Wind, humidity and temperature also play key roles in ecosystems and water cycles as they strongly affect evapotranspiration rates. Atmospheric evaporation demand increased as temperature increased, and increased evapotranspiration rates. There are several studies showing that evapotranspiration is affected by these factors (Tonello and Teixeira Filho 2011; Liuzzo et al. 2016; Anderson et al. 2017; Gaertner et al. 2019).

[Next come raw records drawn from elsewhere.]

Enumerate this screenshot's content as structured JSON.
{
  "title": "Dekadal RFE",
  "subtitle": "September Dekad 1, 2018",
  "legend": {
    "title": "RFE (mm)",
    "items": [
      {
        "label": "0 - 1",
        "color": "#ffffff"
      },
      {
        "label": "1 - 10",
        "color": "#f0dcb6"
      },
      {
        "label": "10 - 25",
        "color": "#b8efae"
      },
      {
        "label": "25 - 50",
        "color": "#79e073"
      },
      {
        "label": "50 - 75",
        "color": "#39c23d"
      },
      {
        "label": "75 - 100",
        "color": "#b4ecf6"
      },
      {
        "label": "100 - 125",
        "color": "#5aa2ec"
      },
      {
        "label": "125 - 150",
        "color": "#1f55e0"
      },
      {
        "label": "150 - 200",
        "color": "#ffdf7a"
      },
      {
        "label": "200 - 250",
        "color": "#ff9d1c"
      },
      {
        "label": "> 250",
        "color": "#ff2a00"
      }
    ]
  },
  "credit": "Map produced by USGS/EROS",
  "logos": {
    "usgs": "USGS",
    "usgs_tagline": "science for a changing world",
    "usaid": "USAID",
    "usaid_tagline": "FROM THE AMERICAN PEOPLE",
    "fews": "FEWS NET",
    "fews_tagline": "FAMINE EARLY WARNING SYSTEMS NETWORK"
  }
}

Although the FC site had the highest water holding capacity, evapotranspiration was lower. FC was more characterized as open field, which allowed higher radiation, higher temperatures and lower relative humidity. These factors promoted higher atmospheric pressure deficits and consequently, higher evapotranspiration rates. Wind was a constant in the FC since it was an open field. These factors resulted in lower water permanence and lower effective water holding capacity in litter at the initial restoration stage.

The current study focused on forest fragments under passive restoration that are of international interest for water resource conservation. Litter hydrology studies, such as this one, are important to support discussions and financially support programs on forest hydrology. However, there is an immediate need for more research on native forests and to relate the effect of restoring degraded areas on soil water recovery.

Conclusion

Litter accumulated as the passive restoration process matured, and its decomposition rate varied with each environment. Litter water holding capacity was three to four times higher in the forest fragments at the initial restoration stage but did not reflect water holding capacity under field conditions. The litter effective water holding capacity increased from the youngest to the oldest forest fragment under passive restoration. The most mature fragment was the most efficient in this process, as well as showing better correlation to net precipitation. The hydrological functions of litter were gradually reestablished depending on the restoration time, as the 11-year restoration area showed results closer to the ones for the 46-year restoration period, compared to the 8-year restoration area. Thus, passive restoration plays a key role in soil water maintenance due to the influence of litter on the Cerrado savanna.